QueridoRafa
Bankspieler
(Keystone/AP Photo)
Wawrinka vom französischen Zauberlehrling überrumpelt
von René Stauffer
So hatte sich das keiner vorgestellt, schon gar nicht nach dem ersten Satz. In diesem hatte Stan Wawrinka den 15 Jahre jüngeren, 15 Zentimeter kleineren und 222 Ränge schlechter klassierten Hugo Gaston (ATP 239) in weniger als einer halben Stunde 6:2 dominiert.
Was folgte, war eine krasse Wende und mündete in eine von Wawrinkas unerwartetsten Niederlagen. 6:2, 3:6, 3:6, 6:4, 0:6 nach 3:10 Stunden – nie zuvor hat der der dreifache Grand-Slam-Sieger an einem dieser Turniere gegen einen so schlecht klassierten Spieler verloren. Und das am Turnier seiner grössten Erfolge.

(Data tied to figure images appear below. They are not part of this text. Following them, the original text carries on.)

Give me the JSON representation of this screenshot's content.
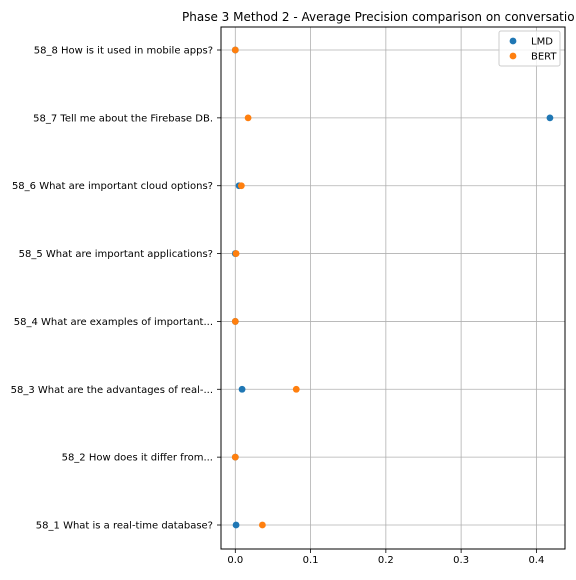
{
  "chart_data": {
    "type": "scatter",
    "title": "Phase 3 Method 2 - Average Precision comparison on conversatio",
    "xlabel": "",
    "ylabel": "",
    "categories": [
      "58_1 What is a real-time database?",
      "58_2 How does it differ from...",
      "58_3 What are the advantages of real-...",
      "58_4 What are examples of important...",
      "58_5 What are important applications?",
      "58_6 What are important cloud options?",
      "58_7 Tell me about the Firebase DB.",
      "58_8 How is it used in mobile apps?"
    ],
    "series": [
      {
        "name": "LMD",
        "color": "#1f77b4",
        "values": [
          0.001,
          0.0,
          0.009,
          0.0,
          0.0,
          0.005,
          0.418,
          0.0
        ]
      },
      {
        "name": "BERT",
        "color": "#ff7f0e",
        "values": [
          0.036,
          0.0,
          0.081,
          0.0,
          0.001,
          0.008,
          0.017,
          0.0
        ]
      }
    ],
    "xlim": [
      -0.019,
      0.438
    ],
    "xticks": [
      0.0,
      0.1,
      0.2,
      0.3,
      0.4
    ],
    "xtick_labels": [
      "0.0",
      "0.1",
      "0.2",
      "0.3",
      "0.4"
    ],
    "grid": true,
    "legend_position": "top-right"
  }
}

«Ich verlor gegen einen sehr starken, schnellen und variantenreichen Spieler, der verdient gewann», sagte Wawrinka, der Sieger von 2015. «Trotzdem habe ich das Gefühl, dass ich die Partie aus den Händen gegeben habe. Ich blieb meiner Linie nicht treu, verlor im zweiten Satz meine Aggressivität und spielte zu zögerlich. Und ich machte zu viele Fehler in Momenten, in denen ich den Punkt hätte abschliessen können.»
Der Tag war geprägt von misslichen Bedingungen, Temperaturen um 13 Grad und einem Nieselregen, der auf den Aussenplätzen eine zweieinhalb Stunden dauernde Pause erzwang. Zu diesem Zeitpunkt hatte der nur 1,73 m grosse Stoppball-König Gaston den Respekt vor Wawrinka bereits abgelegt und zeigte, weshalb er als einer der flinksten und kreativsten Spieler Frankreichs gilt. Da stand es 2:2 im 3. Satz.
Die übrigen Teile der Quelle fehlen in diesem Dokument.